Tempos terríveis vivemos nós. Tempos brutais, de violência física, psicológica. Barbaridades são ditas a todo instante, pelos que agora governam esta sobra de país. O Brasil está por uma peinha de nada.

Conquistas sociais, que custaram décadas de lutas, organização, mobilização, que os nossos velhos deram o sangue, agora são jogadas por terra com uma simples canetada. Um ministro da Educação assina decreto para que o enfadado hino nacional volte a ser cantado nas escolas, que os alunos sejam filmados, e que louvem o sujeito que chegou à presidência tendo como maior símbolo, uma arma em punho. Depois, o idiota volta atrás, e fica uma poeira do entulho, dos milhões de zaps produzidos, comentados.

O presidente da república, o capitão da reserva, vai aos Estados Unidos, para uma visita humilhante ao fanfarrão bilionário loiro e faminto de nossas riquezas, e meu celular é inundado de memes, filmagens, caricaturas do serviçal (e sua comitiva), de um sujeito que sai do Brasil, uma nação linda, rica, poderosa, e diz que “se sente em casa”, nos Estados Unidos. É triste ser motivo de chacota internacional, mas me dói muito mais saber que voltamos a ser um país de quinta categoria, cada vez mais pobre e submisso.

Nessa minhas poucas linhas semanais, nessas crônicas sem rumo que escrevo, peço aos amigos algo ridículo – que acalmem seus celulares, que reduzam seus reenvios de zaps, de memes, de fotos dessa gangue que chegou ao poder. Essa gente das milícias, da violência, da subserviência absoluta, quando o assunto é a riqueza brasileira. Aqui dentro, eles só falam em matar gente, dar pau, são o cão chupando manga. Lá fora, chegam com o rabinho abanando, rastejando.

Não aguento mais esse negócio de ficar falando com um amigo, gravando não sei quantas mensagens, resolvendo coisas importantes, colocando os afetos sem ouvir a voz do outro.

Precisamos nos falar. Ligar para os nossos, saber como está um amigo que você não fala há semanas, meses. Escutar a voz, esse bem precioso que temos. Falar. Escutar o outro. Marcar encontros nas casas, reunir os chegados, reforçar os laços. Fazer uma comida juntos, tomar café, chá, cerveja, cachaça, seja lá qual for a pedida, mas nos ver, olhos nos olhos, saber como está a vida.

A barra está pesada, meus amigos e amigas, e vai pesar ainda mais.
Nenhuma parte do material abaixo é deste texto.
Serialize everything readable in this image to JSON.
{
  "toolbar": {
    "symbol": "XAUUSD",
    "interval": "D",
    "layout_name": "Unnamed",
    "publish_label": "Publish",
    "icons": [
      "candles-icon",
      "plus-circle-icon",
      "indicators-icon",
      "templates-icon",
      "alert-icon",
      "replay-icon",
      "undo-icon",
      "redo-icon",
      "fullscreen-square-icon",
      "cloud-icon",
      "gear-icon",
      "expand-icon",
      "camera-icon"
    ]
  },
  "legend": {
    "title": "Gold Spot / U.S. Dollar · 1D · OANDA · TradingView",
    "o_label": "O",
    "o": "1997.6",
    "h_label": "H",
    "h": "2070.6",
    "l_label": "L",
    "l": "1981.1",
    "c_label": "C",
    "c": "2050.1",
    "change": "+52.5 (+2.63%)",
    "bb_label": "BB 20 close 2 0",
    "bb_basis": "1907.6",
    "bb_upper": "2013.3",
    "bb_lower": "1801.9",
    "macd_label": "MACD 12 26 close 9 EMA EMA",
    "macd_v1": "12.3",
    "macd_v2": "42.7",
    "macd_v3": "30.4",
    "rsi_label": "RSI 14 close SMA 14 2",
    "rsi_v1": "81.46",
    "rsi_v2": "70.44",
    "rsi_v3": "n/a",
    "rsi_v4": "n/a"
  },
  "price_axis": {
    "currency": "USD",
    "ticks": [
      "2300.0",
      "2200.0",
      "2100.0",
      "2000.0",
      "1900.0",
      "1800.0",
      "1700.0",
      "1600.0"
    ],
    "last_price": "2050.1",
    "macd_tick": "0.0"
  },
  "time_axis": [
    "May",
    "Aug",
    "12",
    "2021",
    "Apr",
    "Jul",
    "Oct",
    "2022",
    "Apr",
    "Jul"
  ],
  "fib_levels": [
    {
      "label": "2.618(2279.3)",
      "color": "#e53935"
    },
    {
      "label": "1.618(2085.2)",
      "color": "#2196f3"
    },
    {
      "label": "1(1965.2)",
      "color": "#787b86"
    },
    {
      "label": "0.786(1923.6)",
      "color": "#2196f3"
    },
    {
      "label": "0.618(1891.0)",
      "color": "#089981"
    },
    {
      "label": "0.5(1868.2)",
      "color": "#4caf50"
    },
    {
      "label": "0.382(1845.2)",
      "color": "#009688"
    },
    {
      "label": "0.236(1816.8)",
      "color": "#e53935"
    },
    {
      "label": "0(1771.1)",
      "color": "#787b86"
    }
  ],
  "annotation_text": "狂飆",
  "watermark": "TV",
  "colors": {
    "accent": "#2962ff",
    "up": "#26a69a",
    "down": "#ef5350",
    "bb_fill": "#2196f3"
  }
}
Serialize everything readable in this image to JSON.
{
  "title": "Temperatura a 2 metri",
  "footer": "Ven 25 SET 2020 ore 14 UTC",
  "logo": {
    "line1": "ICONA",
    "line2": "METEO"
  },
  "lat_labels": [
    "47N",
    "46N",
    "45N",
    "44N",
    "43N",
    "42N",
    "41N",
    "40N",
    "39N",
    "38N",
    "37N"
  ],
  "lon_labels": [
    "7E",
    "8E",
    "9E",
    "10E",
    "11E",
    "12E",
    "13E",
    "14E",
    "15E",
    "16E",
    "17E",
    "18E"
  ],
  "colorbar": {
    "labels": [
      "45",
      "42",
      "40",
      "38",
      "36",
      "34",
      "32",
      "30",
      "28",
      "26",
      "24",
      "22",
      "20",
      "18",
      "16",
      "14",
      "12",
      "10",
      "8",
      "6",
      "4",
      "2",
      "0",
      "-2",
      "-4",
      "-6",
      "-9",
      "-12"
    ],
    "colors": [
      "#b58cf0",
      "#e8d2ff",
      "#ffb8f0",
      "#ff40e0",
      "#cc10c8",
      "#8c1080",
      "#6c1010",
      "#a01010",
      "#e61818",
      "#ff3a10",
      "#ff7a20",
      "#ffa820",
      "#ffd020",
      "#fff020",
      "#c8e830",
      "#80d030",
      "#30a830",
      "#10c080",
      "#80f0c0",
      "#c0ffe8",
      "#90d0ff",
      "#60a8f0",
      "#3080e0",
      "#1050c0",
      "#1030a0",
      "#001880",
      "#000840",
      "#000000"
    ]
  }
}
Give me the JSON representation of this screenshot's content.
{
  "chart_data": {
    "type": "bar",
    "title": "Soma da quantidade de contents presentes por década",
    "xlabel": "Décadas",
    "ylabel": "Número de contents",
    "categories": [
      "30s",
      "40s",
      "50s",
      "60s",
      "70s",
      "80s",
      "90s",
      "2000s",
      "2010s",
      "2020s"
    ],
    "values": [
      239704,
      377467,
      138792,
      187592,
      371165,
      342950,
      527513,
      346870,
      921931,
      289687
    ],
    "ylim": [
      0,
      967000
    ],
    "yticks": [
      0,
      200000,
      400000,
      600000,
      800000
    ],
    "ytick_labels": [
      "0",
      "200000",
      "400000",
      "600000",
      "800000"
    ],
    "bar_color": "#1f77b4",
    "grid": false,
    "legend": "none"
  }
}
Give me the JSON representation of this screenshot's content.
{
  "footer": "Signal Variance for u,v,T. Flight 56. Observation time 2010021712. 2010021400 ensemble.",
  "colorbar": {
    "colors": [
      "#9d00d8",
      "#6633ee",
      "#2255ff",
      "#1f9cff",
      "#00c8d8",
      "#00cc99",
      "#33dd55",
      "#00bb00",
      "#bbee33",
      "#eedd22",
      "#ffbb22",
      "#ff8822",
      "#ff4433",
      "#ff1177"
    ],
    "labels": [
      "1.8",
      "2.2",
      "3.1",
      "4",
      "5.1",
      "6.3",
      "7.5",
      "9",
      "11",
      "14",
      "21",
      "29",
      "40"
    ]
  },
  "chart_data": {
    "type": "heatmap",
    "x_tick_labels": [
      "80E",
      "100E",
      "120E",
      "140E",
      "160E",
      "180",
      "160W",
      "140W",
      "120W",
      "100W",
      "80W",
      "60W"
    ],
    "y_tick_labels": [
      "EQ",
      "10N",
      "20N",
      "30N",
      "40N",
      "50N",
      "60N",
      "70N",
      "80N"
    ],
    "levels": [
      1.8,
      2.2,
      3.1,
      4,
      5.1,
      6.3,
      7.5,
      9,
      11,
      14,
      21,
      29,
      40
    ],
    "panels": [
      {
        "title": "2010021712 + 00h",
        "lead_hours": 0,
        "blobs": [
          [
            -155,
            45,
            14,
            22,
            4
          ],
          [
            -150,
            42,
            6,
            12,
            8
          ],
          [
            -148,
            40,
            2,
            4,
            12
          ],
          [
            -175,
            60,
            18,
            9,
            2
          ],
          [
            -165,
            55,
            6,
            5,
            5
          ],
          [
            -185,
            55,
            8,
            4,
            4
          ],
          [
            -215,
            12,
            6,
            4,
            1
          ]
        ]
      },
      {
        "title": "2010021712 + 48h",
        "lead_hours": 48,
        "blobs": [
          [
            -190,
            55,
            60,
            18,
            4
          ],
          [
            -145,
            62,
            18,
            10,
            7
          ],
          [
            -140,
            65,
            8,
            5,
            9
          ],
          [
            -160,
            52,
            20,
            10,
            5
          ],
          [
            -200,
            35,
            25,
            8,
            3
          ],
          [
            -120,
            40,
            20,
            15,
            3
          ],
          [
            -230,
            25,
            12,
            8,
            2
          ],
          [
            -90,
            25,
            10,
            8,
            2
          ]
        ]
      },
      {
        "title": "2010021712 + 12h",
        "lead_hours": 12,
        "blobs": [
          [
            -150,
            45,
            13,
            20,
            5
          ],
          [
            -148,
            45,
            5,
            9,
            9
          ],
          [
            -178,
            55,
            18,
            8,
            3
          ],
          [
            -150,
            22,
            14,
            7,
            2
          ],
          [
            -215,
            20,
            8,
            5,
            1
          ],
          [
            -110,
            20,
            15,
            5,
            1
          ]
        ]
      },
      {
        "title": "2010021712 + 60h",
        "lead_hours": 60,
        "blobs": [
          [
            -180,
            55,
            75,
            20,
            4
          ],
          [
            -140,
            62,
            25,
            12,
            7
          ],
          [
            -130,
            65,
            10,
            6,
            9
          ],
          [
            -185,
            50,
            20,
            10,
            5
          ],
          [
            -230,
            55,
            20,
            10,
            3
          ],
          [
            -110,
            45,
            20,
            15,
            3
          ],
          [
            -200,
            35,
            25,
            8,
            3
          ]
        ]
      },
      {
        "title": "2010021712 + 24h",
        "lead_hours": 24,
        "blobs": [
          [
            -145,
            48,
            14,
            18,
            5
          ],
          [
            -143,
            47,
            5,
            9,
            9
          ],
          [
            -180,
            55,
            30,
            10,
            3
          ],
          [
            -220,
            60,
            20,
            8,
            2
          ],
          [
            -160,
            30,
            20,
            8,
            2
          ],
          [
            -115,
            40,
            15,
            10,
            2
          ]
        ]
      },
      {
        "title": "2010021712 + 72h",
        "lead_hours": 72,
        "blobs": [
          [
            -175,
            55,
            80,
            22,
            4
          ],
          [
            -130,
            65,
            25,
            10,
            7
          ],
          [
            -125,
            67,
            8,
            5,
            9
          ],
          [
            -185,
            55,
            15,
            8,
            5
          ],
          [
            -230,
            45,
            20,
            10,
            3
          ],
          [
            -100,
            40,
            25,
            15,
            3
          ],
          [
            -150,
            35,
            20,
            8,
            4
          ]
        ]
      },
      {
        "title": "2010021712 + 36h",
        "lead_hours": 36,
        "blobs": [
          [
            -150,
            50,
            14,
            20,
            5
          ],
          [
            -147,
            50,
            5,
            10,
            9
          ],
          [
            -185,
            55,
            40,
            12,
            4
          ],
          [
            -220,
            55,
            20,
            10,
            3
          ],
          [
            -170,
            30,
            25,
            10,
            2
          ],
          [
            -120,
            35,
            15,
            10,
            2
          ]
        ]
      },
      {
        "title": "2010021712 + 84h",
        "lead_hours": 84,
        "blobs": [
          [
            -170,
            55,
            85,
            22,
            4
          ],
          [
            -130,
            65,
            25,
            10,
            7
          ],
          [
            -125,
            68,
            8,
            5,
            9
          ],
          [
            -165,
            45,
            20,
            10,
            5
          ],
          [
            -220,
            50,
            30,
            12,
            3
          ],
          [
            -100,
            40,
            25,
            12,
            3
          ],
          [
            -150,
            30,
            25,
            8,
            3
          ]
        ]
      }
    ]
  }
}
A turma que tomou de assalto o poder é faminta, é violenta, não tem nenhum vínculo com movimentos sociais, com movimentos periféricos, com grupos de direitos humanos, de mulheres, nada. Pra eles, o Brasil precisa ser desconstruído. Em outras palavras, tudo o que vier do lugar que eles não vieram, tem que levar porrada. O Brasil, para eles, precisa ser mesmo é destruído.

Não nos afastemos. Vamos ampliar nossas redes, incluir mais gente, vamos nos encontrar mais, e não somente nas manifestações.

Quanto a mim, peço que não fiquem me reenviando áudios, vídeos, filmagens, dessa turma. Eles não merecem nenhuma atenção. Quanto mais falam dele, repercutem as merdas deles, eles gozam.

Prefiro que me mandem canções de Milton Nascimento, Mercedes Sosa, dos Mutantes, do Ave Sangria, de Sérgio Sampaio. Eu quero é botar, meu bloco na rua. Me mandem poesias de Nicanor Parra, de Alejandra Pizarnick, de Conceição Evaristo, dos poetas novos, que estão explodindo de emoção nas perifas de todo o Brasil. Nunca vi tanta gente feliz no Instagram. Parece gente de outro país. Me mandem belezas, cantos de fé, orações, imagens dos guias, de Oxalá,de Yemanjá. Um relato do momento em que você chutou o pau da barraca. Um poema seu, uma frase, uma foto com a cara triste, mas sincera. Me reenvie Caetano, com sua Oração ao Tempo. Ou Maria Bethânia, lendo Guimarães Rosa.

Sejamos mais Riobaldos. E, principalmente, mais Diadorins.